Como a formiga da lenda,
Nelson armazenou bastante e suas fitas dariam para lançar discos novos até o
século 21. A época de cigarra faz parte de um passado que ele prefere deixar
para trás. A realidade de hoje é a da “formiga”, que viaja praticamente todos
os fins de semana para fazer “shows” pelo Brasil. São apresentações sempre
muito concorridas, com casas lotadas e o público pedindo velhos sucessos. E o
pior é que Nelson nem sempre lembra das letras.
“E como poderia? Gravei
em discos exatamente 2.040 músicas, fora as que eu gravo para armazenar. Minha
memória não é das melhores. Então, chega um dia em que eu esqueço determinadas
letras. O jeito é transformar o público em ponto. Sempre tem alguém que fica
“assoprando” para mim. É a maior curtição, a gente se diverte”.
O público de Nelson
Gonçalves, em sua maioria, anda por volta dos 40, 50 anos. De uns tempos para
cá, os jovens o descobriram por causa da novela Cabocla, cujo tema-título foi
gravado por ele. Mas o sucesso maior é entre as mulheres “maduras” que, a seu
ver, gostam da sua imagem de macho. As feministas que o perdoem, mas Nelson é
machão mesmo, assumido. Com o maior prazer.
“Meu êxito está,
evidentemente, ligado à fama de macho. As mulheres, até hoje, dão em cima
mesmo. Parece que há falta de hormônio masculino na praça e eu nunca escondi
que gosto de ser machão. Na minha opinião, toda mulher gosta de ser domada, ser
segura pela orelha pelo amado. Elas querem que o homem seja seu patrão, seu
amo. Nenhuma mulher gosta de se sentir solta. Eu domino a minha. Não gosto de
roupa muito justa, grandes decotes. Esse negócio de peito de fora na praia é
bom para a mulher dos outros”.
Os homens também gostam
das atitudes machistas cantadas nas músicas de Nelson Gonçalves. Nos “shows”,
sempre são pedidas. Ele acha que não adiante dizer louvores ao “Planeta Água”

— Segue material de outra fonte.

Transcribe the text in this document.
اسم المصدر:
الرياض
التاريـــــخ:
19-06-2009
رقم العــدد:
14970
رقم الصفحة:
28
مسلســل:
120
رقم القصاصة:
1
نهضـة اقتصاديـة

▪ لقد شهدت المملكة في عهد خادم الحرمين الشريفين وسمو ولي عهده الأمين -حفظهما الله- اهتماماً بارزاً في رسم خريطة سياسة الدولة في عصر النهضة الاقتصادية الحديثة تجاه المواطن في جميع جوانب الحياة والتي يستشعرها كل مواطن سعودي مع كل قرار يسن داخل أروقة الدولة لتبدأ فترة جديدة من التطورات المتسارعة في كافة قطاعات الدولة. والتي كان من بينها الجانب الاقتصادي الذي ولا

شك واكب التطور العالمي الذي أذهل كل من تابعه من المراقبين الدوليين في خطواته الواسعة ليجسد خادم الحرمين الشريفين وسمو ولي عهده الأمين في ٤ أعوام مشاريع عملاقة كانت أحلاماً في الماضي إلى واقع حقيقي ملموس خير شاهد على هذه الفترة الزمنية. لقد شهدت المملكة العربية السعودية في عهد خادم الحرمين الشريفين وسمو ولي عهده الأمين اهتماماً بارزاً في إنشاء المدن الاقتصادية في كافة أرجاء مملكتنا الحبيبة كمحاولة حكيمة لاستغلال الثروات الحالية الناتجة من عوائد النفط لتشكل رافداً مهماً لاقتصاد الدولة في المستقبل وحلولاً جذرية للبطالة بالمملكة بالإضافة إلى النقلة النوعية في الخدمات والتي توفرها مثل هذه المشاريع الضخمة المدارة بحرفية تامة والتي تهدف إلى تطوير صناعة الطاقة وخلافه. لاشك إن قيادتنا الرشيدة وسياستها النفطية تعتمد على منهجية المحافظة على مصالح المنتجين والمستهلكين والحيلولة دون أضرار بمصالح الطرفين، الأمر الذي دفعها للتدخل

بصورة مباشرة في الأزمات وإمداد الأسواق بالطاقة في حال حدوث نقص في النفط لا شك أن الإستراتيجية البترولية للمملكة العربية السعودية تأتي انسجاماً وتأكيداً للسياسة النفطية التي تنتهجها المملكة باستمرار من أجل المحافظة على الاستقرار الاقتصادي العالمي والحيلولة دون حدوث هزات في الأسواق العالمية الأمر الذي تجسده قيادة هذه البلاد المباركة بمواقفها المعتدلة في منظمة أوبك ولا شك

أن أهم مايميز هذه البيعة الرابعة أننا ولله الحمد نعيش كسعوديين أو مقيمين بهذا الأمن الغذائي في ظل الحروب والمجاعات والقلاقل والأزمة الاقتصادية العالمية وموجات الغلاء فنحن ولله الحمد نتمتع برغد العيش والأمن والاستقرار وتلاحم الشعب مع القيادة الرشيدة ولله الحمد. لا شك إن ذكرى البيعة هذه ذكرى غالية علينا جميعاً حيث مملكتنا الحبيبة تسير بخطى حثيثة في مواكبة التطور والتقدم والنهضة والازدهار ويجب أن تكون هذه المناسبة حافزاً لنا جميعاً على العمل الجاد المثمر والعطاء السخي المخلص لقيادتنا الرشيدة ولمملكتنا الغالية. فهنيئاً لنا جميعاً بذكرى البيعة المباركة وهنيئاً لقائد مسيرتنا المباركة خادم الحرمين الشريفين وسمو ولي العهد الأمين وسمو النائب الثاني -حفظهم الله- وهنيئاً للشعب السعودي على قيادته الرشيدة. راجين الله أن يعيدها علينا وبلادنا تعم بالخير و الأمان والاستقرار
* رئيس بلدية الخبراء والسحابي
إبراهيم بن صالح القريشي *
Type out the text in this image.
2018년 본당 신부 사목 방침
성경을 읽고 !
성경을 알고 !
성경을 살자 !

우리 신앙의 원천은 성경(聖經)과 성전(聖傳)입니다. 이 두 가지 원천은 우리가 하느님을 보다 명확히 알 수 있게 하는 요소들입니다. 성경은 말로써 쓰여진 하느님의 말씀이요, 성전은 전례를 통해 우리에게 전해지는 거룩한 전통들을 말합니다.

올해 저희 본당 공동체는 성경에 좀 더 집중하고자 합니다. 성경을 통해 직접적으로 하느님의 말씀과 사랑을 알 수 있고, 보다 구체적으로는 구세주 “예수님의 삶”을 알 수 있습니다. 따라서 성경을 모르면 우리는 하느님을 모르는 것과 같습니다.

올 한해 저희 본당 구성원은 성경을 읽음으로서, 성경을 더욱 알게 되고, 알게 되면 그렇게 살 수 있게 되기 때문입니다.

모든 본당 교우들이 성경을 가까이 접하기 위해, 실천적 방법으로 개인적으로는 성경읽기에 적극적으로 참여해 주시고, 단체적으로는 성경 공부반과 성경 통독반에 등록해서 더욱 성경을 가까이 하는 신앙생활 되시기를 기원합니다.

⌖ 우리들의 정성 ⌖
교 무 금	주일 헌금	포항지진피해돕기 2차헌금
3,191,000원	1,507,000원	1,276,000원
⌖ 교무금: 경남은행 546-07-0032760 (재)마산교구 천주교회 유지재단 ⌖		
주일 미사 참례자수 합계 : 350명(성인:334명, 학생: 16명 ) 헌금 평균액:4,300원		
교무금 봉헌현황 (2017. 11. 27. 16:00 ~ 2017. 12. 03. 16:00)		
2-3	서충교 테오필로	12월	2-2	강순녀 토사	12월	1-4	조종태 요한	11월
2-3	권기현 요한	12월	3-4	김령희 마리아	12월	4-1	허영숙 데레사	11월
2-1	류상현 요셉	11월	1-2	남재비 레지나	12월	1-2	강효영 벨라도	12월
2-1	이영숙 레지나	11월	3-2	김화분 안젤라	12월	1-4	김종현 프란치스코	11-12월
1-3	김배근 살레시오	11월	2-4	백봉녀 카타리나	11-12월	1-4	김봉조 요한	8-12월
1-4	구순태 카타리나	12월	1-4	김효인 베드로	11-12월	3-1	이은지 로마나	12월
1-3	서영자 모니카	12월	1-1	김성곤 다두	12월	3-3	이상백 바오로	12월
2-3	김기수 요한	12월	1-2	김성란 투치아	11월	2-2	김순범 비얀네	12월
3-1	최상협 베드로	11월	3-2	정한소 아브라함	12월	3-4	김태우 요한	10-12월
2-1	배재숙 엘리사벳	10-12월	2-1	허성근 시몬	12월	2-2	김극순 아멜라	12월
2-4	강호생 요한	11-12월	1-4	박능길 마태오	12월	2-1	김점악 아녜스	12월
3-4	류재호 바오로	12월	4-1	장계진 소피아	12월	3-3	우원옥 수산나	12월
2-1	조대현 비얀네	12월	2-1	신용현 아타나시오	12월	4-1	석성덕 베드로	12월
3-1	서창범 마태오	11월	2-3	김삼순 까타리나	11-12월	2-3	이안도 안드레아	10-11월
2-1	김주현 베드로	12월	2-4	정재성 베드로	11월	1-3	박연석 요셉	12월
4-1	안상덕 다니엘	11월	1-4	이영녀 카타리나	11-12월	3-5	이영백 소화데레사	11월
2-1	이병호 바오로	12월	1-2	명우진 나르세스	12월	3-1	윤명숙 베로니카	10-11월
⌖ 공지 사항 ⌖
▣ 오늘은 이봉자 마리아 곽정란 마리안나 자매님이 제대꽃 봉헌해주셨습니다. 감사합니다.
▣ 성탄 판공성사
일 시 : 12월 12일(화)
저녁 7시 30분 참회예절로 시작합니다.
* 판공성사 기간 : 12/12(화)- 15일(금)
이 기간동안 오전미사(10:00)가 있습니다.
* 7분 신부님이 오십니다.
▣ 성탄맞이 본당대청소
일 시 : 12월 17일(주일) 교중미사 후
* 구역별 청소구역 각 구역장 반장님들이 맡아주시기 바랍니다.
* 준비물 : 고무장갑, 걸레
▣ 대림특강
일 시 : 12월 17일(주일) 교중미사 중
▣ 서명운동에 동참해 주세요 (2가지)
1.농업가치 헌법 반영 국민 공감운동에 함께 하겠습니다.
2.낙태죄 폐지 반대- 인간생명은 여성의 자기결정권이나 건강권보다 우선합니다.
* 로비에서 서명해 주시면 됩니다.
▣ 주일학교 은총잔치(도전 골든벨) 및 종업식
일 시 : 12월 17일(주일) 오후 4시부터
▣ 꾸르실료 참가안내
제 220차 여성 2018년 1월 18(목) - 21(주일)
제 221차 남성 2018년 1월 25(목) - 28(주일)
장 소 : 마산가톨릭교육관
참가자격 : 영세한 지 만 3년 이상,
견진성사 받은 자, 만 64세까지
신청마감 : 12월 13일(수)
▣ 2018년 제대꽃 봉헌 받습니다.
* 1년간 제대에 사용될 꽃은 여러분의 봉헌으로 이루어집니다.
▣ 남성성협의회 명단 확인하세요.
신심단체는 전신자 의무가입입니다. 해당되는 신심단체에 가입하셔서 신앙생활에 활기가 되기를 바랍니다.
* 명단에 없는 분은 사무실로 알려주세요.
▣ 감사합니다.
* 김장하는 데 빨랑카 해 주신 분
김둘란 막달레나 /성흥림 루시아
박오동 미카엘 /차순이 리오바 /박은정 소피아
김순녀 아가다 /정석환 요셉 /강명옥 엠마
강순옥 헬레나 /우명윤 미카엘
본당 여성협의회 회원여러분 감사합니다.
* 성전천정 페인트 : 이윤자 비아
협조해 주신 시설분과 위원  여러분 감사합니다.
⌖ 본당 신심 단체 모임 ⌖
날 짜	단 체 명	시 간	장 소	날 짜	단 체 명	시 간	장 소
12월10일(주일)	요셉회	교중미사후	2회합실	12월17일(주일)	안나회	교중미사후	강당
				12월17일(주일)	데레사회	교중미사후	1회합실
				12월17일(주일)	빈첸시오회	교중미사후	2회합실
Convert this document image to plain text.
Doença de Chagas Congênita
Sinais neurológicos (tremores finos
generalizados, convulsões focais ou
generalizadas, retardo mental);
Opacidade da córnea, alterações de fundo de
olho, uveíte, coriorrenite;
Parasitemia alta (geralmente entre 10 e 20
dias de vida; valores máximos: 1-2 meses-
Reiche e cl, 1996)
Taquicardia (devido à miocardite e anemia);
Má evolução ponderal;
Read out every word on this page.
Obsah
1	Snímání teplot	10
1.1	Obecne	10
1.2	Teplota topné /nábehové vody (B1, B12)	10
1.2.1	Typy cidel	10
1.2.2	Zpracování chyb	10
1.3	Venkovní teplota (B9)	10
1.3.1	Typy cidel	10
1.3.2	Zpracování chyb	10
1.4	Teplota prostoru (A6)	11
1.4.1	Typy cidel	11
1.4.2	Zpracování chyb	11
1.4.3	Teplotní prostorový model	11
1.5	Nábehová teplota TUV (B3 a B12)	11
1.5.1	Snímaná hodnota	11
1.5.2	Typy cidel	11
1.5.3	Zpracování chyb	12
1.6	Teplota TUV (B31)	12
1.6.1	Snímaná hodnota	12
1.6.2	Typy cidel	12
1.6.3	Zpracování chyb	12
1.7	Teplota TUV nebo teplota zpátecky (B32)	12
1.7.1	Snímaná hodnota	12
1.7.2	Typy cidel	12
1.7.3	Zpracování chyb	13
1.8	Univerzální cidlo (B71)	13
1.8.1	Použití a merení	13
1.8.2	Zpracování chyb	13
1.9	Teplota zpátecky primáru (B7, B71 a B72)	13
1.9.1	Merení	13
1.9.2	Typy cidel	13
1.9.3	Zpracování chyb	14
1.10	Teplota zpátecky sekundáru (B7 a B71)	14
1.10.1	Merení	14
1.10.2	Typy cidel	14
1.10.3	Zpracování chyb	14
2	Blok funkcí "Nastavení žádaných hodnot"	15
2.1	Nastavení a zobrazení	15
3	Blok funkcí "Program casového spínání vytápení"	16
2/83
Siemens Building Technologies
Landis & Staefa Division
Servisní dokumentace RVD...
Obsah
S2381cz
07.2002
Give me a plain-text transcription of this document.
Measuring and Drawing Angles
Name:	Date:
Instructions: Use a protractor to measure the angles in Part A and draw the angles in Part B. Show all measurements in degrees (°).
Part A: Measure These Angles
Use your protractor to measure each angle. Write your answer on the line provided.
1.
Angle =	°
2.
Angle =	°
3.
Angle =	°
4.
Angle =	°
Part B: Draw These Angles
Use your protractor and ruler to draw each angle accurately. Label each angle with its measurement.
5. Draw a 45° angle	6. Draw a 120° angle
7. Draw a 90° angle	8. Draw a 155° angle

porque o povão não vai entender, “e os Guinle e Matarazzo da vida não compram
música popular brasileira”. Segundo sua experiência de 45 anos como cantor, o
público gosta, mesmo, é de ouvir histórias do tipo “amo aquela desgraçada que
me abandonou”.
“O segredo é cantar o
amor de forma mais simples. O povo não entende letras complicadas e o
compositor só pode ser considerado sucesso se atinge a massa. O Adelino
Moreira, por exemplo, já é imortal. Ele diz o que as pessoas querem ouvir. Os
intelectuais acham que ele é cafona, mas ele diz as mesmas coisas que Roberto
Carlos em suas músicas. O “rei” não está cantando quero ser seu sabonete? Isso
é Adelino Moreira puro”.
Adelino,
parceiro ideal e amigo
De Adelino Moreira são os
maiores sucessos de Nelson Gonçalves, como “A Volta do Boêmio”, “Meu Vício é
Você”, “Escultura”. Os dois são amigos e compadres, o que levou Nelson a
contratar o compositor como seu empresário.
“Por que eu iria dar esse
dinheiro para outra pessoa? – diz Nelson. Adelino é meu amigo, devo muito a
ele. Então, resolvi convidá-lo para ser meu empresário. Assim, nós dois saímos
ganhando, a parte do leão fica entre amigos”.
Os dois já estiveram
afastados por sete anos, por causa de uma discussão “boba” na época em que
Nelson andava envolvido com tóxicos. Depois da recuperação – um tempo sofrido,
que ele prefere esquecer – Nelson optou por outros compositores “modernos”, tentando
recuperar rapidamente o sucesso. Não deu certo, pois o público queria o Nelson
de sempre. Cantor e compositor acabaram se reaproximando.
O primeiro disco – que
será gravado ainda este mês – terá uma só música de Adelino, “O Canto do
Cisne”. Mas as outras são de compositores que o público dificilmente associaria
a Nelson Gonçalves: Chico Buarque, Rita Lee, Martinho da Vila, Gonzaguinha,
Ivan Lins, João Nogueira, entre outros compuseram músicas especialmente para o
disco. Nelson adorou a música de Rita Lee (“tem um clima de cama”) e a de
Martinho da Vila. O LP deverá ser gravado num único dia, o que é comum para
Nelson Gonçalves:
“Gravo um disco inteiro
em quatro horas, mais ou menos. Não preciso repetir nada: acerto de primeira.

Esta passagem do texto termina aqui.